The Economic View From 35,000 Feet
Last week’s news was mixed with Europe dominating the headlines. Here’s a quick synopsis:
April new home sales came in better than expected and U.S. stock markets posted gains for the week with the Dow Jones Industrial Average (NYSEARCA:DIA) gaining 0.7%, the Nasdaq Composite (NYSEARCA:QQQ) adding 2.1% and the S&P 500 (NYSEARCA:SPY) gaining 1.7%.
On the downside, the Greek stock market continued its plunge, down on Friday again, and the Athens General Share Index is now at 518, down from its 2007 peak of approximately 5300, a loss of more than 90%. In Europe, economic reports were weak as the Markit PMI Index declined from 46.7 in April to 45.9 in May, a new three year low, and Germany’s (NYSEARCA:EWG) business climate index declined in May. U.S. Durable Goods Report missed expectations while jobless claims stayed flat at 370,000.
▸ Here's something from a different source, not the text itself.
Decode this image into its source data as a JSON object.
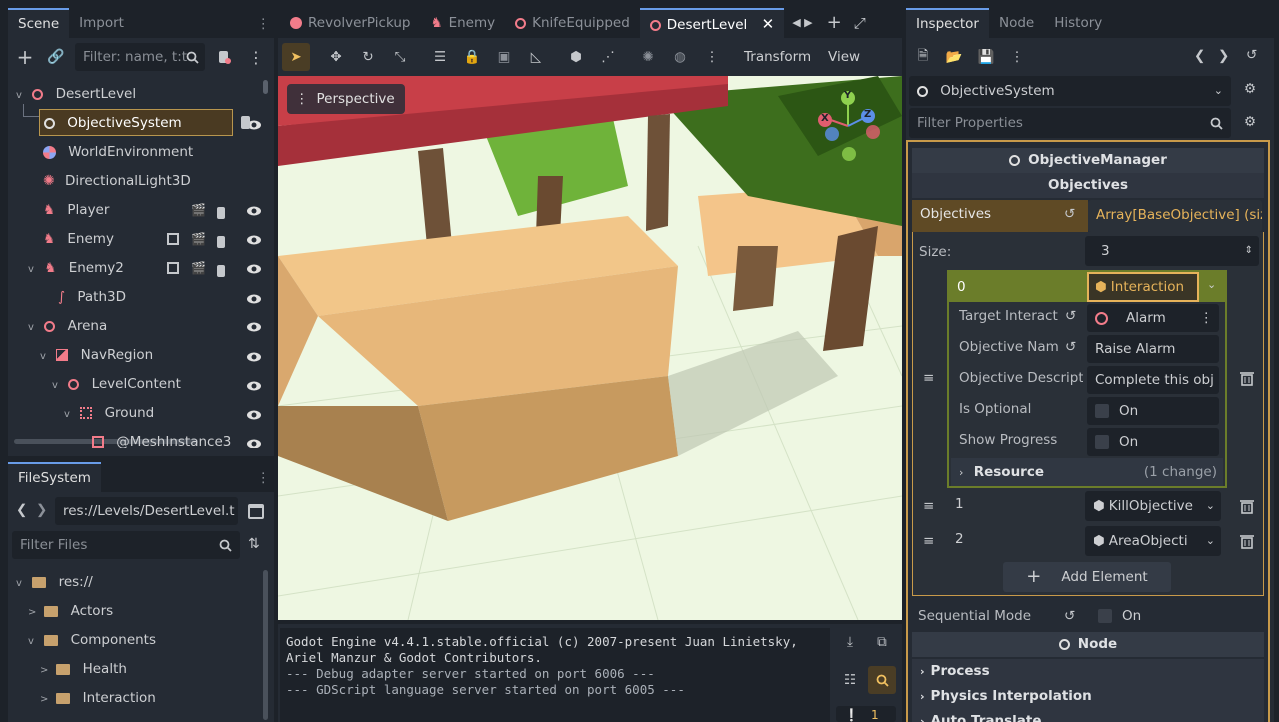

But the big, bad news comes from Spain (NYSEARCA:EWP) whose stock market has declined more than 50% from its 2007 highs.
- Bankia SA, the recently nationalized lender, says it needs $24 Billion compared to previous estimates of approximately $19 Billion.
- Spain’s 10 Year government bond continues spiking higher, now at 6.48% and perilously close to the “unsustainable” level of 7% which is the level at which Greece and Ireland needed European bailouts to survive.
- Major region, Catalonia, gave notice that it might need government help with its debt load.
- Three other banks, Banco de Valecia, Novagalicia and Catalunya Caixa, already nationalized, could need a government rescue, as well, with the total bill for all of Spain’s troubled banks higher than $70 Billion by some analysts’ estimates.
- Spain is considering recapitalizing Bankia with sovereign debt which will further add to the country’s debt woes and pressure.
Greece and its travails will prove to be a sideshow (or opening act) for Spain which is the 5th largest economy in Europe and 12th largest in the world.
Next week brings a storm of U .S. economic data with Case/Shiller housing and consumer confidence on Tuesday, pending home sales on Wednesday, ADP private employment, weekly employment, Q1 GDP revision and Chicago PMI on Thursday, and Friday rounds out a huge week with May Non Farm Payrolls, Unemployment, ISM, personal income, personal spending and construction spending.
Bottom line: The fundamental situation remains fluid and full of potential dangers across the globe. Technical indicators point towards the possibility of a short term rally from oversold conditions within the context of the recent downtrend that is likely to continue. Expect intense volatility leading up to the June 17th Greek elections as Spain approaches the boiling point.